Today’s package adds another estimated GBP 30bn to the overall cost for the government’s support measures so far, next to the GBP 120bn in already announced loans, guarantees and tax deferrals. The Conservative government’s willingness to borrow and spend substantial sums is the effect of an ongoing process of political change in UK party politics. But compared with the sheer amount of fiscal resources thrown at the economy, the contents of the measures do not (yet) reflect a bold new plan for economic policy.
For instance, a combined GBP 8.4bn are envisaged for VAT cuts for the hospitality and restaurant sectors as well a temporary cut to stamp duty (property tax). But regarding the former, it is an open question whether customers will return to hotels and pubs just because of such tax cuts, as long as the fear of the virus remains strong.
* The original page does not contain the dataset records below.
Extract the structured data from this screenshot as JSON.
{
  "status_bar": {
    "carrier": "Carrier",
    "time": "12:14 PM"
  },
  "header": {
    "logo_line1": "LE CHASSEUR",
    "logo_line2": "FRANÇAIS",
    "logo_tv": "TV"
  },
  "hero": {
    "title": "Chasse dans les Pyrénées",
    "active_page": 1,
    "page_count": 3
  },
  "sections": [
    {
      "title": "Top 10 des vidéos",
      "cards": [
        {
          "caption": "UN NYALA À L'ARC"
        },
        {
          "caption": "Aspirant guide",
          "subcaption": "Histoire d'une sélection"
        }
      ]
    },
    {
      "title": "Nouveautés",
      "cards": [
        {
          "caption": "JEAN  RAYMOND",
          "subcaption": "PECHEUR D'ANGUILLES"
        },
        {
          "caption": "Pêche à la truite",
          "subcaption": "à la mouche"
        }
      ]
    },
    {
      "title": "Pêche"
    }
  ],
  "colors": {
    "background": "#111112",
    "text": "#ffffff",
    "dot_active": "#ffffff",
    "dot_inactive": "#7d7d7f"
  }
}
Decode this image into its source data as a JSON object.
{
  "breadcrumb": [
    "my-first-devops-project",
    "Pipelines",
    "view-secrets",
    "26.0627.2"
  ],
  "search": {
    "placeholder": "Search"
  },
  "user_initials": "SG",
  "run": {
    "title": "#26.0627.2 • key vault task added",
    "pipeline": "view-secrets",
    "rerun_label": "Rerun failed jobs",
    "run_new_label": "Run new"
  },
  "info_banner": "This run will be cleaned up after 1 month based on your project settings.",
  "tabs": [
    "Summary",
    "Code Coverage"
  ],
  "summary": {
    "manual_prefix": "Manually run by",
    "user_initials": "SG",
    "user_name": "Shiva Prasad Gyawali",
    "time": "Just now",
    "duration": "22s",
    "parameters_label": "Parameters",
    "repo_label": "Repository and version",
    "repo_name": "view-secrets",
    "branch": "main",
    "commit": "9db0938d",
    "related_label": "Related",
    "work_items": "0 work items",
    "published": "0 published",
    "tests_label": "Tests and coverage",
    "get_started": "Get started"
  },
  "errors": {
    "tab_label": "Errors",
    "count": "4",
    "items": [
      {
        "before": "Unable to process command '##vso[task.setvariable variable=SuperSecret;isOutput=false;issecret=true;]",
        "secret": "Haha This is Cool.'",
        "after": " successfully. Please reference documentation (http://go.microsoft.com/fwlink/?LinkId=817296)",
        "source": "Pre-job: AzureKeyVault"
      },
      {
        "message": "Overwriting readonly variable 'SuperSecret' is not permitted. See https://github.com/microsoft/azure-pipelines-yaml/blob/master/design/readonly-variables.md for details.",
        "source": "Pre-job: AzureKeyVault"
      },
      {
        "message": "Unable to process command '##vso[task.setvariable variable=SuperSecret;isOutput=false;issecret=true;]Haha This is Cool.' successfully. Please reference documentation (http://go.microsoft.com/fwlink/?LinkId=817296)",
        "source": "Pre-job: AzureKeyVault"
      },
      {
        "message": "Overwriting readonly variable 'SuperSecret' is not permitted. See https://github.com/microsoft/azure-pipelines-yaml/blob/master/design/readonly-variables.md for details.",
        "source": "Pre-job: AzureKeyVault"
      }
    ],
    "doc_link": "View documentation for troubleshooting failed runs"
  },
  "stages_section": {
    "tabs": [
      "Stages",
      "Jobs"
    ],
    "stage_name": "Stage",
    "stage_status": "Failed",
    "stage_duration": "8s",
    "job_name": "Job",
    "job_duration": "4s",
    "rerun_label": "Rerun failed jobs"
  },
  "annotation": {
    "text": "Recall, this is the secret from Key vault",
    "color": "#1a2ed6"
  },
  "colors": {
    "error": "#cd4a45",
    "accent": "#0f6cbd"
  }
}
The government’s protracted struggle with the introduction of a thorough testing and tracing regime, and the problems with enabling local authorities to swiftly enact local lockdowns if required, might turn out to be too big an obstacle to be overcome with short-term tax incentives. Regarding the stamp duty cut, this is intended to get the property market going again – rather than addressing the structural overreliance of the British economy on precisely that sector. Other areas of the economy, from retail businesses to the aviation sector, remain largely unaddressed, while the single largest item of up to GBP 9.4bn will be spent on incentives for retaining currently furloughed employees.
The risk of a mismatch between cost and strategic ambition is therefore the key signpost to watch over the medium-term. The looming economic crisis will play out simultaneously with the ongoing realignment of party politics, while the current borrowing and spending spree might diminish the government’s room for political maneuver going forward. After all, it is still far from clear that the new, socio-economically disparate coalition of voters backing the Tories under PM Boris Johnson will hold together. Brexit was a project uniting that electorate, but the need to spend big now to get the economy going again might seriously constrain the government’s ability to finally start working towards a more structural approach to the UK economy in the future. The resulting political volatility could make it even harder to chart a way forward into the post-pandemic economy.